The value of the integral $\int {\dfrac{{{{\sec }^2}x}}{{3 + {{\tan }^2}x}}dx} = \dfrac{1}{{\sqrt 3 }}{\tan ^{ - 1}}\left( {\dfrac{{\tan x}}{{\sqrt 3 }}} \right) + {\text{C}}$

Note: Students needs to remember that $\int {{{\sec }^2}xdx} = \tan x + {\text{C}}$ , the explanation is given below for better understanding:
Let $I = \int {{{\sec }^2}xdx}$
By multiplying and dividing the expression $\int {{{\sec }^2}xdx}$ with $\tan x$ , we get:
$\Rightarrow I = \int {\dfrac{{{{\sec }^2}x\tan x}}{{\tan x}}dx}$
Let, $\sec x = t$ and by taking the derivative of it, we get $\sec x\tan xdx = dt$.

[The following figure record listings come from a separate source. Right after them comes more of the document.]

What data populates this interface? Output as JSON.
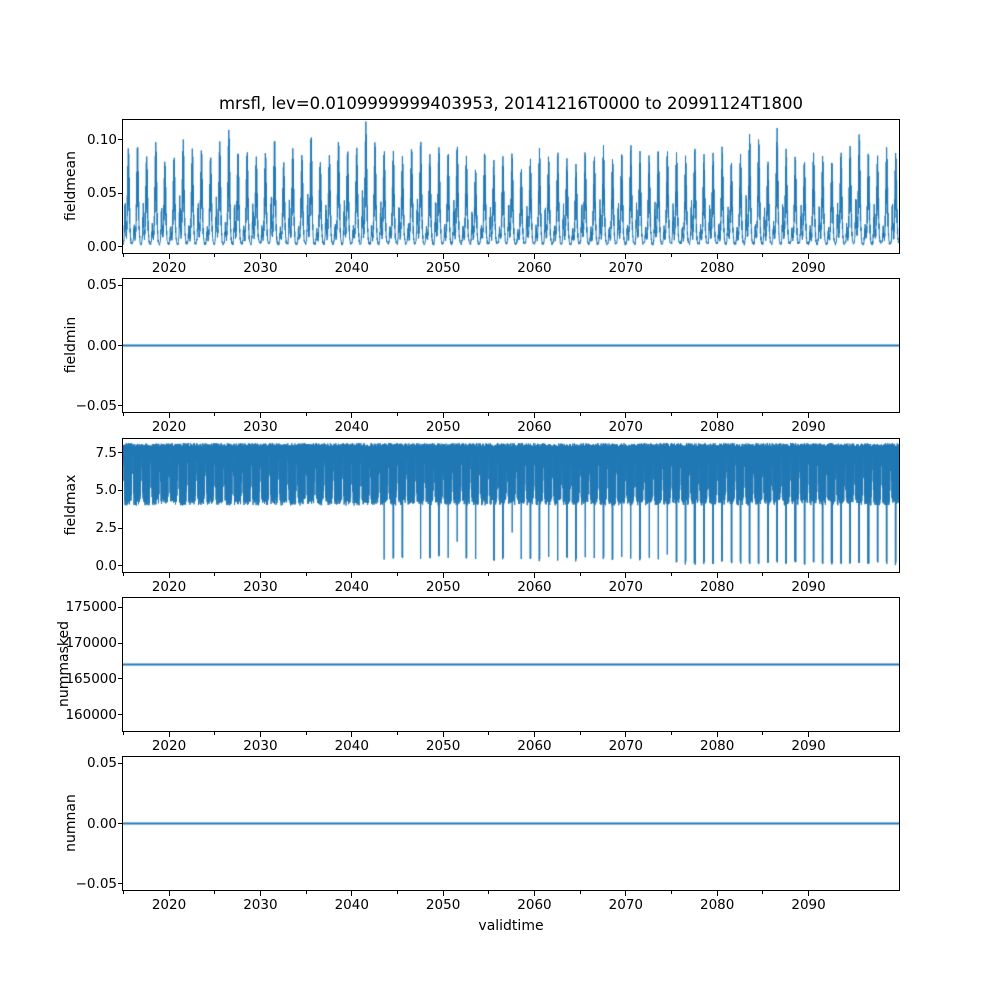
{
  "title": "mrsfl, lev=0.0109999999403953, 20141216T0000 to 20991124T1800",
  "xlabel": "validtime",
  "background_color": "#ffffff",
  "line_color": "#1f77b4",
  "x_axis": {
    "label": "validtime",
    "start_time": "20141216T0000",
    "end_time": "20991124T1800",
    "start_year_frac": 2014.96,
    "end_year_frac": 2099.9,
    "major_tick_values": [
      2020,
      2030,
      2040,
      2050,
      2060,
      2070,
      2080,
      2090
    ],
    "major_tick_labels": [
      "2020",
      "2030",
      "2040",
      "2050",
      "2060",
      "2070",
      "2080",
      "2090"
    ],
    "minor_tick_values": [
      2015,
      2025,
      2035,
      2045,
      2055,
      2065,
      2075,
      2085,
      2095
    ]
  },
  "chart_data": [
    {
      "type": "line",
      "name": "fieldmean",
      "ylabel": "fieldmean",
      "color": "#1f77b4",
      "ylim": [
        -0.0057,
        0.1187
      ],
      "ytick_values": [
        0.0,
        0.05,
        0.1
      ],
      "ytick_labels": [
        "0.00",
        "0.05",
        "0.10"
      ],
      "series": {
        "kind": "annual-peaks",
        "description": "Seasonal cycle sampled every ~10 days; each year rises from ~0 to an annual peak and returns to ~0; small noise near zero baseline.",
        "sample_interval_days": 10,
        "baseline": 0.0,
        "annual_peak_start_year": 2015,
        "annual_peaks": [
          0.091,
          0.092,
          0.083,
          0.096,
          0.077,
          0.082,
          0.097,
          0.089,
          0.088,
          0.082,
          0.096,
          0.108,
          0.086,
          0.088,
          0.082,
          0.086,
          0.099,
          0.077,
          0.09,
          0.084,
          0.102,
          0.078,
          0.083,
          0.097,
          0.088,
          0.09,
          0.113,
          0.095,
          0.088,
          0.087,
          0.081,
          0.091,
          0.096,
          0.083,
          0.091,
          0.086,
          0.093,
          0.082,
          0.07,
          0.086,
          0.078,
          0.083,
          0.086,
          0.071,
          0.079,
          0.089,
          0.082,
          0.086,
          0.08,
          0.074,
          0.086,
          0.083,
          0.091,
          0.08,
          0.085,
          0.092,
          0.086,
          0.082,
          0.09,
          0.088,
          0.086,
          0.082,
          0.091,
          0.084,
          0.086,
          0.091,
          0.078,
          0.084,
          0.103,
          0.099,
          0.077,
          0.107,
          0.088,
          0.083,
          0.078,
          0.086,
          0.083,
          0.079,
          0.086,
          0.091,
          0.102,
          0.086,
          0.082,
          0.09,
          0.086
        ]
      }
    },
    {
      "type": "line",
      "name": "fieldmin",
      "ylabel": "fieldmin",
      "color": "#1f77b4",
      "ylim": [
        -0.055,
        0.055
      ],
      "ytick_values": [
        -0.05,
        0.0,
        0.05
      ],
      "ytick_labels": [
        "−0.05",
        "0.00",
        "0.05"
      ],
      "series": {
        "kind": "constant",
        "value": 0.0
      }
    },
    {
      "type": "line",
      "name": "fieldmax",
      "ylabel": "fieldmax",
      "color": "#1f77b4",
      "ylim": [
        -0.4,
        8.4
      ],
      "ytick_values": [
        0.0,
        2.5,
        5.0,
        7.5
      ],
      "ytick_labels": [
        "0.0",
        "2.5",
        "5.0",
        "7.5"
      ],
      "series": {
        "kind": "oscillating-band",
        "description": "Dense oscillation between ~4 and ~8 all years; narrow annual deep dips: to ~0.3-0.5 from 2043-2074, to ~0.05 from 2075 on.",
        "sample_interval_days": 10,
        "band_top": 8.0,
        "band_bottom": 4.0,
        "annual_min_start_year": 2015,
        "annual_minima": [
          4.0,
          3.9,
          4.0,
          4.1,
          4.0,
          3.9,
          4.0,
          4.0,
          3.9,
          4.1,
          4.0,
          4.0,
          3.9,
          4.0,
          4.1,
          4.0,
          3.9,
          4.0,
          4.0,
          4.1,
          3.9,
          4.0,
          4.0,
          3.9,
          4.0,
          4.1,
          4.0,
          3.9,
          0.4,
          0.35,
          0.4,
          4.0,
          0.35,
          0.4,
          0.5,
          0.4,
          1.5,
          0.35,
          0.4,
          4.0,
          0.3,
          0.35,
          2.2,
          0.3,
          0.35,
          0.3,
          0.4,
          0.3,
          0.35,
          0.3,
          0.4,
          0.3,
          0.35,
          0.3,
          0.4,
          0.3,
          0.35,
          0.3,
          0.35,
          0.6,
          0.05,
          0.08,
          0.05,
          0.1,
          0.05,
          0.08,
          0.05,
          0.1,
          0.05,
          0.08,
          0.05,
          0.1,
          0.05,
          0.08,
          0.05,
          0.1,
          0.05,
          0.08,
          0.05,
          0.1,
          0.05,
          0.08,
          0.05,
          0.1,
          0.05
        ]
      }
    },
    {
      "type": "line",
      "name": "nummasked",
      "ylabel": "nummasked",
      "color": "#1f77b4",
      "ylim": [
        157700,
        176300
      ],
      "ytick_values": [
        160000,
        165000,
        170000,
        175000
      ],
      "ytick_labels": [
        "160000",
        "165000",
        "170000",
        "175000"
      ],
      "series": {
        "kind": "constant",
        "value": 167000
      }
    },
    {
      "type": "line",
      "name": "numnan",
      "ylabel": "numnan",
      "color": "#1f77b4",
      "ylim": [
        -0.055,
        0.055
      ],
      "ytick_values": [
        -0.05,
        0.0,
        0.05
      ],
      "ytick_labels": [
        "−0.05",
        "0.00",
        "0.05"
      ],
      "series": {
        "kind": "constant",
        "value": 0.0
      }
    }
  ]
}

Also, we know that, $\tan x = \sqrt {{{\sec }^2}x - 1}$. So, by putting these values in the expression $\Rightarrow I = \int {\dfrac{{{{\sec }^2}x\tan x}}{{\tan x}}dx}$ , we get:
$\Rightarrow I = \int {\dfrac{t}{{\sqrt {{t^2} - 1} }}dt}$
Assume that ${t^2} - 1 = u$, so by taking the derivative of it we get:
$\Rightarrow \dfrac{d}{{dx}}\left( {{t^2} - 1} \right) = du$
By simplifying the LHS side, we get:
$\Rightarrow 2tdt = du$
By doing the integration in the above expression, we get:
$\Rightarrow I = \dfrac{1}{2}\int {{u^{ - \dfrac{1}{2}}}du}$
By simplifying the terms in the RHS side, we get:
$\Rightarrow I = \left( {\dfrac{1}{2}} \right)\dfrac{{\sqrt u }}{{\left( {\dfrac{1}{2}} \right)}}$
$\Rightarrow I = \sqrt u$
By substituting the value of ${t^2} - 1 = u$in the above expression $I = \sqrt u$, we get:
$\Rightarrow I = \sqrt {{t^2} - 1}$
Now, by substituting the value of $\sec x = t$ in the above expression $I = \sqrt {{t^2} - 1}$, we get:
$\Rightarrow I = \sqrt {{{\sec }^2}x - 1}$
But we know that ${\sec ^2}x - 1 = \tan x$, so by substituting this value in the above expression we get:
$\Rightarrow I = \sqrt {{{\tan }^2}x}$
$\Rightarrow I = \tan x + {\text{C}}$ , where ${\text{C}}$ is an arbitrary constant.